An experimental version of the 70B models was released on November 30, 2023, demonstrating improved interaction capabilities.
A major update on October 25, 2023, announced version 1.2 for the Aquila2-34B models, reflecting a significant improvement in both objective and subjective evaluations on various benchmark datasets.

Performance Evaluation

Base Model

The Aquila2 series models have consistently demonstrated superior performance compared to other models of similar size on numerous benchmark datasets. However, during testing, a data leakage issue was identified with one of the datasets, leading to the exclusion of its results from the final evaluation.

Long-Text Models

For tasks requiring the understanding of long text contexts, models like AquilaChat2-34B-16K exhibit excellent performance, approaching industry standards like GPT-3.5-16K in handling comprehensive language tasks.

Reasoning Abilities

Regarding reasoning tasks, the AquilaChat2-34B models, especially those enhanced with specific methodologies such as SFT and CoT, excel in performing various reasoning operations, including abductive, deductive, and inductive reasoning, surpassing several contemporary models.

Getting Started With Aquila2

Requirements

To begin using Aquila2 models, ensure your system meets the following prerequisites:

Python 3.10+
PyTorch 1.12+, though version 2.0 is recommended
Transformers 4.32+
CUDA 11.4+ for GPU acceleration, especially if using optional tools like flash-attention

Quickstart Guide

For a quick setup, follow the instructions to install necessary packages using pip and consider running the models in a Docker environment if suitable. Detailed examples and scripts are provided to facilitate the execution of these models for inference, highlighting their flexibility and adaptability in different computing environments.

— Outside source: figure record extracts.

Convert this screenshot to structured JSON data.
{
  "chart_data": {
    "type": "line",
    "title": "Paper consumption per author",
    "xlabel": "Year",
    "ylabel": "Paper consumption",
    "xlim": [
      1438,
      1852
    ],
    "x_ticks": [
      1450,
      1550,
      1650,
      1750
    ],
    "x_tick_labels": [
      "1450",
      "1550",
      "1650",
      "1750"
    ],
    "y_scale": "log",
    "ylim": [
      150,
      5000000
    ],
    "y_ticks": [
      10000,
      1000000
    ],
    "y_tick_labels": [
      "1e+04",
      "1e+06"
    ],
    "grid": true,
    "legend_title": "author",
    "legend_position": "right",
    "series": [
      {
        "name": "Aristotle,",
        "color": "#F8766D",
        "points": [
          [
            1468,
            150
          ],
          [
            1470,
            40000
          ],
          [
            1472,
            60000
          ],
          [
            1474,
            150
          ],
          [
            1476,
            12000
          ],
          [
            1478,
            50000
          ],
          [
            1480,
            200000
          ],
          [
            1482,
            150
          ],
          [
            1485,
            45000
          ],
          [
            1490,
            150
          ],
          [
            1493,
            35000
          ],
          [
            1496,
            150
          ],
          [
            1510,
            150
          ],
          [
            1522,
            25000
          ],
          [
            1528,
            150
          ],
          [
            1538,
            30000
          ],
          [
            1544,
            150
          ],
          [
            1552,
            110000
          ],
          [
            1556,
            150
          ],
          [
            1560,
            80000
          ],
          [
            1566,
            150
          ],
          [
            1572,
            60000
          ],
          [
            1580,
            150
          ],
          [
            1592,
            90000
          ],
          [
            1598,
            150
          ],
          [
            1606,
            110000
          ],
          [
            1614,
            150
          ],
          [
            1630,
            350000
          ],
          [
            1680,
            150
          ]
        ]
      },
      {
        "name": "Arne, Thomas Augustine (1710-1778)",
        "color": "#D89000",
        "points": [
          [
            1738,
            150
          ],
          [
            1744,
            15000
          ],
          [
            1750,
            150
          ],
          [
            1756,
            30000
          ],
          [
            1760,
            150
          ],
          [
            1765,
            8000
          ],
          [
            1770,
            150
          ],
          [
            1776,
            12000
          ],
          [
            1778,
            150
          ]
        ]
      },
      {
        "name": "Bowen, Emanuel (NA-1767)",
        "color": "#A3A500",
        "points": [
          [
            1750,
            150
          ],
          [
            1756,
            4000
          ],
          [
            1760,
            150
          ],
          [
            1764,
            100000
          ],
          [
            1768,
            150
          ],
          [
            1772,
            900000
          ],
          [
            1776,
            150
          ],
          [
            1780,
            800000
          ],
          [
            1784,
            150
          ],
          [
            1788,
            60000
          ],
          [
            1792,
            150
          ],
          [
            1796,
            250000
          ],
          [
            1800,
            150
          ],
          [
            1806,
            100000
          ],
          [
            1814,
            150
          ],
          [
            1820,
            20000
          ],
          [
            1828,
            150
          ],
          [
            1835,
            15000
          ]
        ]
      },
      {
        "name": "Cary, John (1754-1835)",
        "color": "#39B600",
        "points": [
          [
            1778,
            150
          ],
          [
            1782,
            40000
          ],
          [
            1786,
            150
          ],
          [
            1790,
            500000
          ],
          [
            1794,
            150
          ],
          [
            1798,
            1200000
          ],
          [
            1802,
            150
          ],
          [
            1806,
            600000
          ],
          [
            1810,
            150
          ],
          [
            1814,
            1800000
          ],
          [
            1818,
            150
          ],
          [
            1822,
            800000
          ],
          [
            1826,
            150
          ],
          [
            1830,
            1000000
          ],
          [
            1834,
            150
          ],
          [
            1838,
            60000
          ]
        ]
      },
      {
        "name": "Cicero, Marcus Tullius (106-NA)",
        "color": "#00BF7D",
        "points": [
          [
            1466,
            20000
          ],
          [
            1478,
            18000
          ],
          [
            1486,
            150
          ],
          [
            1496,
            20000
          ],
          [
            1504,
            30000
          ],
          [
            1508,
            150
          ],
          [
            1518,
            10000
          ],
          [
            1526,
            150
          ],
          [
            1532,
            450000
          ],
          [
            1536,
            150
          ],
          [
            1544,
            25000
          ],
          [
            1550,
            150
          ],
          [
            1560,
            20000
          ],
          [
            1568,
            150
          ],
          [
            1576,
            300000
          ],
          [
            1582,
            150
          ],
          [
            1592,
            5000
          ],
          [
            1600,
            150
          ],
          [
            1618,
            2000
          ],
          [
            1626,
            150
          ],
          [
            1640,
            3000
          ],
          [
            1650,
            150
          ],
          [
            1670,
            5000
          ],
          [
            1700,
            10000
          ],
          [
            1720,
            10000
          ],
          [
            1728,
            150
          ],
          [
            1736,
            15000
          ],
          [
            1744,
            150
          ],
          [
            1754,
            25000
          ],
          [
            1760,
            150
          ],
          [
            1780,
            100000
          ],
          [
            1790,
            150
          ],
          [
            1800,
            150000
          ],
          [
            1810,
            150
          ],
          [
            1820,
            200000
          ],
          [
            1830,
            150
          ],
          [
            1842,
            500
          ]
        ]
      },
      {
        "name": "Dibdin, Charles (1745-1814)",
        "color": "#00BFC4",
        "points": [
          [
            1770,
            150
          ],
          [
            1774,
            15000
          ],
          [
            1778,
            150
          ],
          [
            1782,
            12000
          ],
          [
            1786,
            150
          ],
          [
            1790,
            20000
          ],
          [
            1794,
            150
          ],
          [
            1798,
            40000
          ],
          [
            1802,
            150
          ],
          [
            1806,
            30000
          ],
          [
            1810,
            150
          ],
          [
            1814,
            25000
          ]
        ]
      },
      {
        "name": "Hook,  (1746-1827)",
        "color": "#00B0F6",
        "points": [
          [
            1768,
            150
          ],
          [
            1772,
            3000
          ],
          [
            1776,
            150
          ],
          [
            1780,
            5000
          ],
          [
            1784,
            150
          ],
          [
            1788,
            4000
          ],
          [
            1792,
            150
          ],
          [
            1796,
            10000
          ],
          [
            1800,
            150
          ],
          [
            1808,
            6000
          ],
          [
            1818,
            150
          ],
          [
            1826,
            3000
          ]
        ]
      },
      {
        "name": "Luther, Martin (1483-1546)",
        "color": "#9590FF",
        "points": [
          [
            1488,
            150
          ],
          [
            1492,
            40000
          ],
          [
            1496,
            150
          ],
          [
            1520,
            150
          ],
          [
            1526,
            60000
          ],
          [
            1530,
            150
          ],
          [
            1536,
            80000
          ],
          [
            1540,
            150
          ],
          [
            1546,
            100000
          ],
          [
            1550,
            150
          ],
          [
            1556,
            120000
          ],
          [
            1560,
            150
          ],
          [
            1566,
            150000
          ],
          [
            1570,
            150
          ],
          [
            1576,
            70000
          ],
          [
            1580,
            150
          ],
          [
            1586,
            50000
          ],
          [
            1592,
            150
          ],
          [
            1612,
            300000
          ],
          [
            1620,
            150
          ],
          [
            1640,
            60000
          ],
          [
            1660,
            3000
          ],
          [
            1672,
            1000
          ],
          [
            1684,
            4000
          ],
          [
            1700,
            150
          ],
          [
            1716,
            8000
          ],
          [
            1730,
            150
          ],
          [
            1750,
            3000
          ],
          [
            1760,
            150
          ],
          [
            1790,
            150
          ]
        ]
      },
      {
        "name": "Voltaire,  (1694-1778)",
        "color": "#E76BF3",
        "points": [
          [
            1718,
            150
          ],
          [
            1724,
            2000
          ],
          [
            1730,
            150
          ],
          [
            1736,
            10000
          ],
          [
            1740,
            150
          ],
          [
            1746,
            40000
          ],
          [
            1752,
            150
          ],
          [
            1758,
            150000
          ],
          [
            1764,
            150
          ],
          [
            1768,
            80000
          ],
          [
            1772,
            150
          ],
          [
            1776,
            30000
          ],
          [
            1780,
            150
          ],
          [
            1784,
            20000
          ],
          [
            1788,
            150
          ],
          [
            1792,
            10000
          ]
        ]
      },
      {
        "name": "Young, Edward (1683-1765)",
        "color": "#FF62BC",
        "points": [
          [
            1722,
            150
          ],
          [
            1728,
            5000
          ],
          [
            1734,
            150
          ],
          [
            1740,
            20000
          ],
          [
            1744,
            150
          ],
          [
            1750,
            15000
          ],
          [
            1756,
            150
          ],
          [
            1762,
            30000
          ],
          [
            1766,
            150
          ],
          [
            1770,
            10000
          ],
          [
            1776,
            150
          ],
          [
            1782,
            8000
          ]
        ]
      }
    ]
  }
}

Modelhub and Transformers Integration

Using platforms like BAAI ModelHub or the Hugging Face Transformers library, users can easily implement and test various Aquila2 models. Scripts are tailored for different scales of models, from the compact 7B to the expansive 70B-Expr, allowing for scalable AI solutions.

Experimentation and Quantization

Quantization methods are supported, allowing for minimized memory usage and optimized performance. By installing tools like BitsAndBytes, users can efficiently use quantized models for quick and effective inference.

The Aquila2 project thus offers a comprehensive toolkit for AI development, spanning from robust language models to intricate reasoning and chat capabilities, supported by active development and a community encouraging open participation and feedback.